Mais c'est surtout le coup de frein à
l'investissement total (entreprises + Etat + particuliers) qui a pesé
sur les performances du début d'année. Après avoir progressé de 1,1 % au
quatrième trimestre de 2017, celui-ci affiche, sur les premiers mois de
2018, une hausse de « seulement » 0,6 %.
Le
ralentissement touche surtout les entreprises : alors que leurs
dépenses d'équipements avaient progressé de 1,6 % à la fin de 2017, leur
rythme a été divisé par près de trois en ce début d'année avec une
hausse de 0,5 %.
De son côté, le commerce extérieur ne contribue pas à la croissance, indique l'Insee.
L'objectif de croissance de Bercy à portée de main
Doit-on
pour autant s'inquiéter pour l'avenir ? Sans doute pas, pour l'instant.
En effet, d'une part, le ralentissement était largement anticipé et
donc intégré dans les prévisions, y compris celles du
gouvernement.

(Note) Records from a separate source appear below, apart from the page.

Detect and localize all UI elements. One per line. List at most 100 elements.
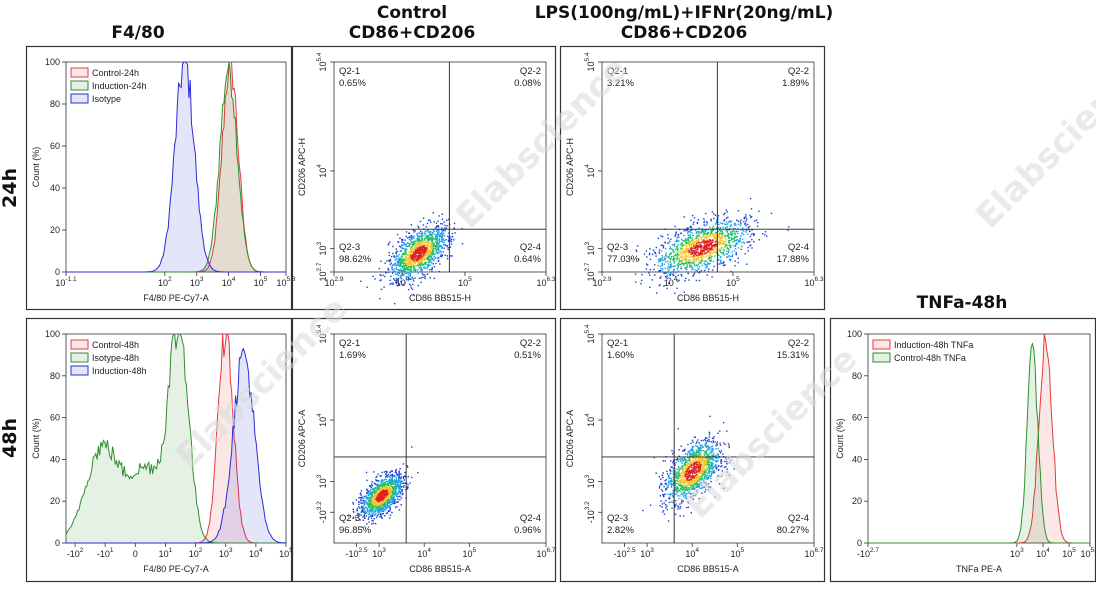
dot-lps-24h-dot — [727, 232, 728, 233]
dot-ctrl-48h-dot — [364, 518, 365, 519]
dot-lps-24h-dot — [694, 247, 695, 248]
dot-ctrl-48h-dot — [371, 483, 372, 484]
dot-ctrl-48h-dot — [389, 493, 390, 494]
dot-lps-24h-dot — [742, 227, 743, 228]
dot-ctrl-24h-dot — [453, 239, 454, 240]
dot-lps-24h-dot — [687, 259, 688, 260]
dot-ctrl-24h-dot — [416, 260, 417, 261]
dot-ctrl-24h-dot — [397, 251, 398, 252]
dot-ctrl-48h-dot — [362, 502, 363, 503]
dot-ctrl-48h-ytick-label-0: -103.2 — [316, 501, 328, 523]
dot-lps-48h-dot — [717, 448, 718, 449]
dot-ctrl-24h-dot — [438, 244, 439, 245]
dot-lps-24h-dot — [688, 254, 689, 255]
dot-lps-24h-dot — [702, 250, 703, 251]
dot-lps-24h-dot — [693, 222, 694, 223]
dot-lps-24h-dot — [681, 242, 682, 243]
dot-lps-48h-dot — [692, 458, 693, 459]
dot-ctrl-48h-dot — [366, 480, 367, 481]
dot-lps-24h-dot — [738, 224, 739, 225]
dot-lps-48h-dot — [720, 452, 721, 453]
header-f480: F4/80 — [111, 23, 164, 43]
dot-lps-48h-dot — [711, 448, 712, 449]
dot-ctrl-24h-dot — [414, 247, 415, 248]
dot-lps-24h-dot — [748, 241, 749, 242]
dot-lps-24h-dot — [690, 259, 691, 260]
dot-ctrl-48h-dot — [398, 481, 399, 482]
dot-lps-24h-dot — [701, 270, 702, 271]
dot-lps-48h-dot — [662, 477, 663, 478]
dot-ctrl-24h-dot — [446, 245, 447, 246]
dot-ctrl-24h-dot — [429, 264, 430, 265]
dot-ctrl-48h-dot — [379, 493, 380, 494]
hist-24h-ytick-label-5: 100 — [45, 57, 60, 67]
dot-ctrl-48h-dot — [387, 495, 388, 496]
dot-lps-24h-dot — [715, 249, 716, 250]
dot-lps-24h-dot — [699, 266, 700, 267]
dot-ctrl-24h-dot — [440, 250, 441, 251]
dot-ctrl-24h-dot — [429, 256, 430, 257]
dot-ctrl-24h-dot — [433, 246, 434, 247]
dot-ctrl-48h-dot — [363, 503, 364, 504]
dot-ctrl-24h-dot — [434, 278, 435, 279]
dot-ctrl-24h-dot — [413, 272, 414, 273]
dot-lps-24h-dot — [667, 275, 668, 276]
dot-lps-24h-dot — [696, 236, 697, 237]
dot-ctrl-24h-dot — [409, 239, 410, 240]
dot-ctrl-24h-dot — [441, 227, 442, 228]
dot-lps-24h-dot — [715, 238, 716, 239]
dot-lps-24h-dot — [655, 255, 656, 256]
dot-ctrl-48h-dot — [368, 505, 369, 506]
dot-ctrl-48h-dot — [360, 502, 361, 503]
dot-lps-24h-dot — [723, 235, 724, 236]
dot-ctrl-48h-dot — [400, 478, 401, 479]
dot-lps-24h-dot — [699, 244, 700, 245]
dot-lps-48h-dot — [661, 506, 662, 507]
dot-ctrl-24h-dot — [418, 232, 419, 233]
dot-ctrl-48h-dot — [361, 497, 362, 498]
dot-ctrl-48h-dot — [380, 515, 381, 516]
dot-ctrl-48h-dot — [374, 503, 375, 504]
dot-lps-24h-dot — [669, 266, 670, 267]
dot-ctrl-48h-dot — [360, 492, 361, 493]
dot-lps-48h-dot — [717, 433, 718, 434]
dot-lps-24h-dot — [692, 238, 693, 239]
dot-lps-24h-dot — [715, 215, 716, 216]
dot-ctrl-48h-ytick-label-2: 104 — [316, 413, 328, 427]
dot-lps-24h-dot — [742, 239, 743, 240]
dot-ctrl-24h-dot — [419, 278, 420, 279]
dot-lps-24h-dot — [652, 279, 653, 280]
dot-ctrl-24h-dot — [424, 274, 425, 275]
dot-lps-24h-dot — [723, 242, 724, 243]
dot-lps-24h-dot — [707, 252, 708, 253]
dot-ctrl-48h-dot — [387, 476, 388, 477]
dot-ctrl-48h-dot — [377, 483, 378, 484]
dot-ctrl-48h-dot — [402, 493, 403, 494]
dot-lps-24h-dot — [745, 253, 746, 254]
dot-lps-24h-dot — [726, 226, 727, 227]
dot-ctrl-24h-dot — [401, 259, 402, 260]
dot-lps-24h-dot — [699, 235, 700, 236]
dot-lps-24h-dot — [677, 254, 678, 255]
dot-ctrl-48h-dot — [367, 511, 368, 512]
dot-ctrl-24h-dot — [440, 233, 441, 234]
dot-ctrl-24h-dot — [435, 239, 436, 240]
dot-ctrl-24h-dot — [433, 253, 434, 254]
hist-24h-ylabel: Count (%) — [31, 147, 41, 188]
dot-lps-24h-dot — [636, 249, 637, 250]
dot-lps-24h-dot — [705, 253, 706, 254]
dot-ctrl-24h-dot — [442, 235, 443, 236]
dot-ctrl-48h-dot — [380, 488, 381, 489]
dot-lps-24h-dot — [697, 249, 698, 250]
dot-lps-24h-dot — [710, 261, 711, 262]
dot-ctrl-48h-dot — [372, 499, 373, 500]
dot-ctrl-48h-dot — [379, 500, 380, 501]
dot-lps-48h-dot — [680, 481, 681, 482]
dot-ctrl-24h-dot — [410, 267, 411, 268]
dot-ctrl-48h-dot — [372, 492, 373, 493]
dot-lps-24h-dot — [697, 236, 698, 237]
dot-lps-24h-dot — [726, 221, 727, 222]
dot-ctrl-48h-dot — [388, 490, 389, 491]
dot-lps-24h-dot — [736, 252, 737, 253]
dot-lps-24h-dot — [668, 257, 669, 258]
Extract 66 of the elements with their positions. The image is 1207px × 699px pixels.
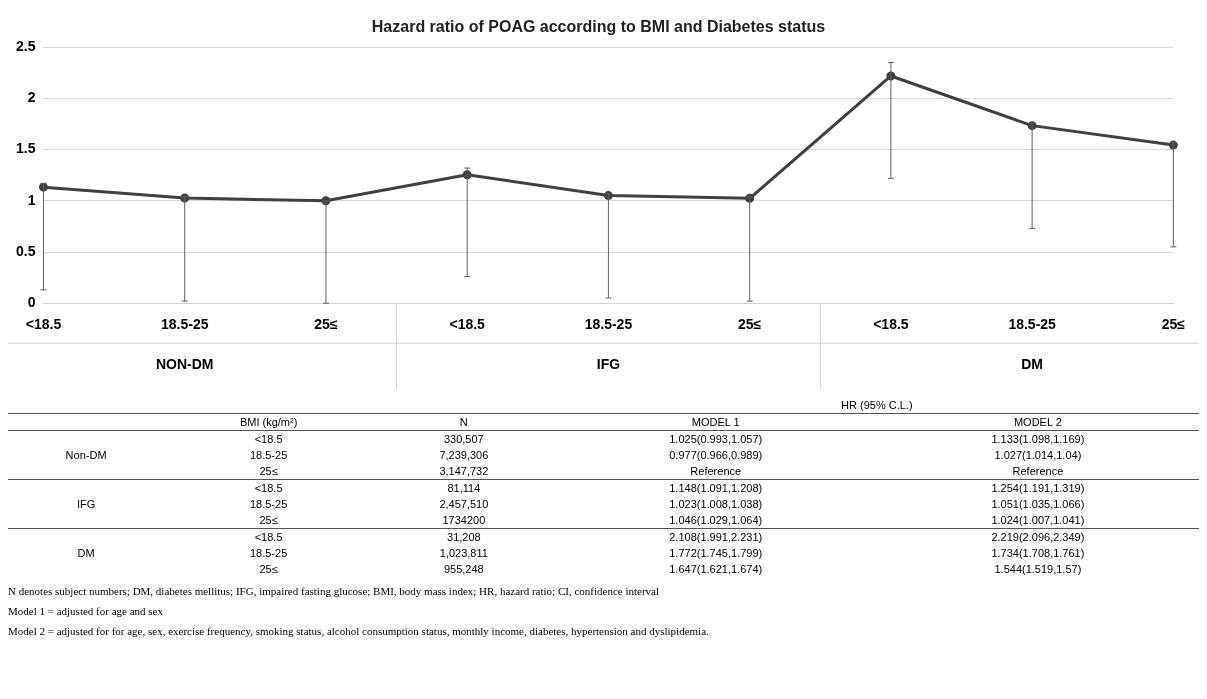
- text: Model 1 = adjusted for age and sex: [8, 605, 164, 617]
- text: 330,507: [442, 432, 485, 447]
- text: 1.133(1.098,1.169): [990, 432, 1086, 447]
- text: 1.734(1.708,1.761): [990, 546, 1086, 561]
- text: 1.027(1.014,1.04): [993, 448, 1083, 463]
- y-tick-label: 0: [27, 294, 36, 311]
- text: 955,248: [442, 562, 485, 577]
- text: 1.254(1.191,1.319): [990, 481, 1086, 496]
- x-tick-label: 25≤: [1161, 316, 1186, 333]
- text: 1734200: [441, 513, 487, 528]
- text: 1.025(0.993,1.057): [668, 432, 764, 447]
- text: 1.148(1.091,1.208): [668, 481, 764, 496]
- text: 18.5-25: [248, 546, 289, 561]
- text: DM: [76, 546, 96, 561]
- text: 31,208: [446, 530, 482, 545]
- text: 25≤: [258, 562, 279, 577]
- chart-title: Hazard ratio of POAG according to BMI and Diabetes status: [371, 18, 826, 36]
- text: 25≤: [258, 513, 279, 528]
- x-tick-label: 18.5-25: [1008, 316, 1057, 333]
- text: Model 2 = adjusted for for age, sex, exercise frequency, smoking status, alcohol consumption status, monthly income, diabetes, hypertension and dyslipidemia.: [8, 625, 710, 637]
- text: <18.5: [253, 530, 284, 545]
- text: 7,239,306: [438, 448, 490, 463]
- x-tick-label: 18.5-25: [584, 316, 633, 333]
- y-tick-label: 2.5: [15, 38, 36, 55]
- text: Reference: [1011, 464, 1065, 479]
- text: N denotes subject numbers; DM, diabetes mellitus; IFG, impaired fasting glucose; BMI, body mass index; HR, hazard ratio; CI, confidence interval: [8, 585, 660, 597]
- text: IFG: [596, 356, 621, 373]
- text: 0.977(0.966,0.989): [668, 448, 764, 463]
- text: DM: [1021, 356, 1044, 373]
- text: IFG: [75, 497, 97, 512]
- text: HR (95% C.L.): [840, 398, 914, 413]
- text: 1.051(1.035,1.066): [990, 497, 1086, 512]
- x-tick-label: 25≤: [738, 316, 762, 333]
- text: 2,457,510: [438, 497, 490, 512]
- text: 2.108(1.991,2.231): [668, 530, 764, 545]
- y-tick-label: 1.5: [15, 140, 36, 157]
- text: Non-DM: [64, 448, 108, 463]
- text: <18.5: [253, 432, 284, 447]
- text: 1,023,811: [438, 546, 489, 561]
- text: N: [458, 415, 469, 430]
- text: 18.5-25: [248, 497, 289, 512]
- x-tick-label: <18.5: [449, 316, 486, 333]
- x-tick-label: <18.5: [873, 316, 909, 333]
- text: 1.647(1.621,1.674): [668, 562, 764, 577]
- text: 1.772(1.745,1.799): [668, 546, 764, 561]
- text: NON-DM: [155, 356, 214, 373]
- text: 3,147,732: [438, 464, 490, 479]
- text: 1.046(1.029,1.064): [668, 513, 764, 528]
- text: 1.544(1.519,1.57): [993, 562, 1083, 577]
- text: MODEL 2: [1012, 415, 1063, 430]
- x-tick-label: 25≤: [314, 316, 338, 333]
- y-tick-label: 1: [27, 191, 36, 208]
- text: MODEL 1: [690, 415, 741, 430]
- text: <18.5: [253, 481, 284, 496]
- y-tick-label: 0.5: [15, 242, 36, 259]
- x-tick-label: 18.5-25: [160, 316, 209, 333]
- text: 2.219(2.096,2.349): [990, 530, 1086, 545]
- text: 81,114: [446, 481, 482, 496]
- text: 1.024(1.007,1.041): [990, 513, 1086, 528]
- text: Reference: [689, 464, 743, 479]
- y-tick-label: 2: [27, 89, 36, 106]
- text: 18.5-25: [248, 448, 289, 463]
- text: BMI (kg/m²): [238, 415, 299, 430]
- x-tick-label: <18.5: [25, 316, 62, 333]
- text: 25≤: [258, 464, 279, 479]
- text: 1.023(1.008,1.038): [668, 497, 764, 512]
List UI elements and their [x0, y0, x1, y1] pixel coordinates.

D'autre part, selon l'Insee, l'acquis de croissance -
c'est-à-dire le niveau qu'atteindrait le PIB s'il stagnait d'ici à la
fin de l'année - atteint 1,2 %.
Autant dire
que, sauf accident, l'objectif du gouvernement d'atteindre une
croissance de 2 % cette année, reste à portée de main.
Aléas
Reste
cependant au moins deux aléas. Celui lié à l'impact que pourrait avoir
cette année la guerre commerciale engagée par Washington. Le FMI a, à
plusieurs reprises, tiré la sonnette d'alarme sur les effets de
l'attitude américaine sur la croissance mondiale. Et celui des effets des mouvements sociaux qui agitent la France depuis plusieurs semaines . Leurs retombées pourraient en effet pénaliser les chiffres du deuxième trimestre qui ne seront connus qu'en juillet prochain.
Même s'il s'est voulu rassurant ce vendredi matin, le ministre de l'Economie s'est d'ores et déjà alarmé
du fait que ces grèves commencent à peser sur la croissance. « C'est
un impact qui est limité, qu'on ne peut pas mesurer aujourd'hui, mais on
voit déjà dans certains secteurs d'activité, dans les réservations
d'hôtellerie, dans les transports, dans la présence de touristes », a
ainsi expliqué récemment Bruno Le Maire.
De même, plus récemment, l'Association des utilisateurs de transport de fret (AUTF) s'est alarmée des effets des mouvements sociaux sur l'activité du secteur et l'économie en général.
Le tassement de la consommation confirmé en mars
Selon
les chiffres mensuels publiés par l'Insee, la consommation des ménages
en produits manufacturés est restée quasi stable en mars. Elle a
progressé de seulement 0,1 % sous l'effet principalement du recul des
dépenses en habillement-textile (-1,6 %, après +2,8 %) et des dépenses
en énergie (-1,6 %, après +9,9 %).
Sur
l'ensemble du premier trimestre, la croissance de la consommation en
biens est également restée atone (0 %), comme au trimestre précédent.
Pour
mémoire, les dépenses en produits manufacturés représentent environ le
quart de la consommation totale des ménages (biens, services et
alimentation) qui est retracé dans les comptes trimestriels du PIB.